Новых раненых привозили каждый день, но поток их не был уже таким мощным. Система пришла в норму, и теперь каждый лежал на своей кровати. Тех, кому требовалось хирургическое вмешательство, готовили и отвозили в операционные, располагавшиеся по-прежнему в полуподвальном этаже. После этого большинство пациентов отправляли для завершения лечения в отдаленные госпитали. Смертность среди раненых оставалась высокой, но для практиканток это перестало быть драмой — обычная рутина: загородить ширмой кровать, у которой священник отпевает умершего, натянуть простыню на лицо, позвать санитаров, снять грязное и постелить чистое белье.

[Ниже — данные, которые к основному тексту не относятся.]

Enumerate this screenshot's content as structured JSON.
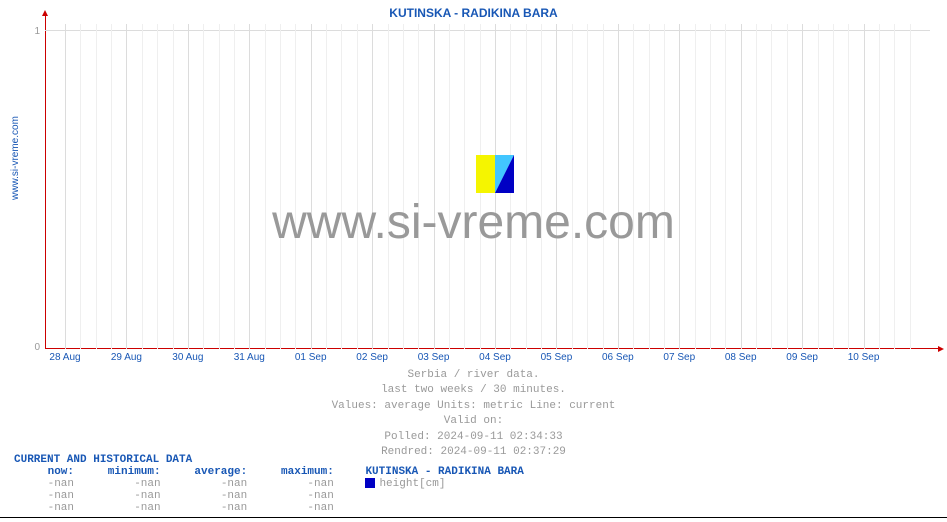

Как быстро блекли и сливались в памяти лица ушедших! Лицо сержанта Муни наплывало на лицо рядового Лоуэлла, они обменивались своими смертельными ранами между собой и с другими солдатами, чьих имен уже не вспомнить.

Теперь, когда Франция пала, считалось, что скоро начнутся бомбежки и артобстрелы Лондона. Никому без крайней необходимости не рекомендовалось оставаться в городе. Окна нижних этажей обложили дополнительными мешками с песком, ополченцы проверяли состояние дымоходов и прожекторов, установленных на крышах. Несколько раз проводили учения по эвакуации больных из помещения — с сурово выкрикиваемыми командами и свистками. Репетировали также тушение пожаров, доставку раненых на сборные пункты, надевание противогазов на не способных двигаться больных и тех, кто находился в бессознательном состоянии. Сестрам постоянно напоминали, что в первую очередь они обязаны надеть противогазы сами. Сестра Драммонд больше не терроризировала подопечных. Теперь, когда они приняли крещение кровью, она уже не разговаривала с ними как со школьницами. Распоряжения отдавала хладнокровно, профессионально-бесстрастно, и им это льстило. В такой новой обстановке Брайони не составило труда поменяться дежурствами с Фионой, которая великодушно согласилась отработать субботу вместо понедельника.